По пути на выход он краем глаза заметил на полке для обуви буклет о новых техниках окрашивания волос. В белом прямоугольнике стояла синяя печать парикмахерской, перед которой он встретил Кати.
Это не могло быть совпадением. Это еще один знак того, что судьба направляет его в нужную сторону.
– Вы знакомы с Кати? Из парикмахерской «Роза»?
– Кати там не работает, она госслужащая. А стрижками занимается просто так. На днях о ней писали в газете. У них есть раздел под названием «Наши негласные героини». Кто бы мог подумать, что одна из них живет за углом и ты иногда сталкиваешься с ней в булочной по утрам!
– Кати живет здесь?
– Да, на Вайнбергштрассе. – Она указала направо. – Отсюда не больше ста метров. А вы один из клиентов Кати… ну конечно, иначе у вас не было бы такой модной стрижки.

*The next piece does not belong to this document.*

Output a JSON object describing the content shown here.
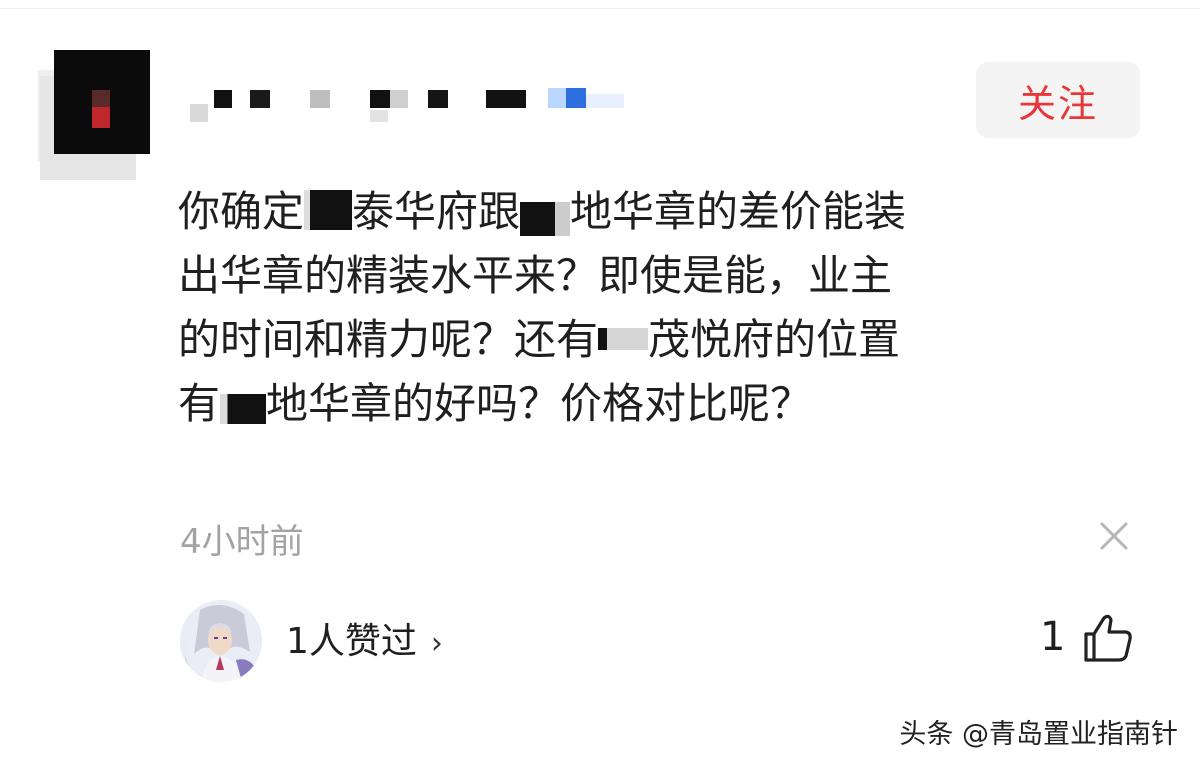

– Мам, я хочу вернуться к игре!
– Мужчина уже уходит. – Хозяйка открыла дверь. – Приятного вечера.
– Да, и вам.
Закрывая дверь, женщина впервые улыбнулась ему как нормальному человеку.

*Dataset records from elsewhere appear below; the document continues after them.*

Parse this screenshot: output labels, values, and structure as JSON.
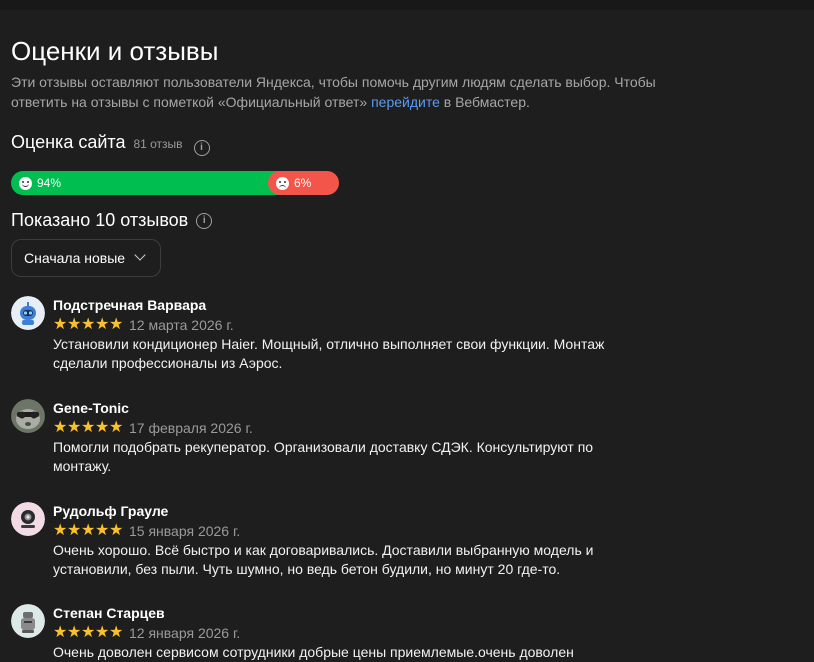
{
  "title": "Оценки и отзывы",
  "intro": {
    "text_before": "Эти отзывы оставляют пользователи Яндекса, чтобы помочь другим людям сделать выбор. Чтобы ответить на отзывы с пометкой «Официальный ответ» ",
    "link": "перейдите",
    "text_after": " в Вебмастер."
  },
  "rating": {
    "title": "Оценка сайта",
    "count": "81 отзыв",
    "positive_label": "94%",
    "negative_label": "6%",
    "positive_fraction": 0.82,
    "positive_color": "#00bf50",
    "negative_color": "#f4554a"
  },
  "shown": {
    "title": "Показано 10 отзывов"
  },
  "sort": {
    "label": "Сначала новые"
  },
  "reviews": [
    {
      "name": "Подстречная Варвара",
      "stars": 5,
      "date": "12 марта 2026 г.",
      "text": "Установили кондиционер Haier. Мощный, отлично выполняет свои функции. Монтаж сделали профессионалы из Аэрос."
    },
    {
      "name": "Gene-Tonic",
      "stars": 5,
      "date": "17 февраля 2026 г.",
      "text": "Помогли подобрать рекуператор. Организовали доставку СДЭК. Консультируют по монтажу."
    },
    {
      "name": "Рудольф Грауле",
      "stars": 5,
      "date": "15 января 2026 г.",
      "text": "Очень хорошо.  Всё быстро и как договаривались. Доставили выбранную модель и установили, без пыли. Чуть шумно,  но ведь бетон будили, но минут 20 где-то."
    },
    {
      "name": "Степан Старцев",
      "stars": 5,
      "date": "12 января 2026 г.",
      "text": "Очень доволен сервисом сотрудники добрые цены приемлемые.очень доволен"
    }
  ],
  "icons": {
    "info": "info-icon",
    "star": "star-icon",
    "chevron": "chevron-down-icon",
    "happy": "happy-face-icon",
    "sad": "sad-face-icon"
  }
}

Через две минуты Северин уже находился на Вайнбергштрассе. А еще через три минуты после этого стоял перед оранжевым «жуком» Кати.
Небольшой дом с зелеными ставнями почти полностью зарос плющом, который вился по кирпичным стенам и черной шиферной черепице крыши до самого дымохода.
Из окон на тротуар падал свет. Справа от входной двери к стене был прикреплен чугунный номер дома: 6.
Совсем как «Пасторальная симфония» Бетховена – шестая.
Такого количества совпадений не бывает.
Северин поискал Кати, бродя взглядом по окнам с решетчатым переплетом, и обнаружил на втором этаже. Кажется, рядом с ней стоял мужчина в тренче.
Нельзя звонить в дверь. Ни при каких обстоятельствах.
Это будет выглядеть так, словно он ее преследует. Как сумасшедший, как человек, представляющий опасность.
Кати уткнулась лицом в ладони, и ее тело затряслось в приступе рыданий.
Северин шагнул к входной двери и нажал на кнопку звонка.
Глава 3. Симфоническая женщина
На вечный вопрос о том, что делать, чтобы человек перестал плакать, ни у кого нет ответа.
В тот вечер Северин этот ответ нашел: позвонить в дверь. Особенно действенно, если непонятно, кто звонит. Еще и происходит это поздно вечером.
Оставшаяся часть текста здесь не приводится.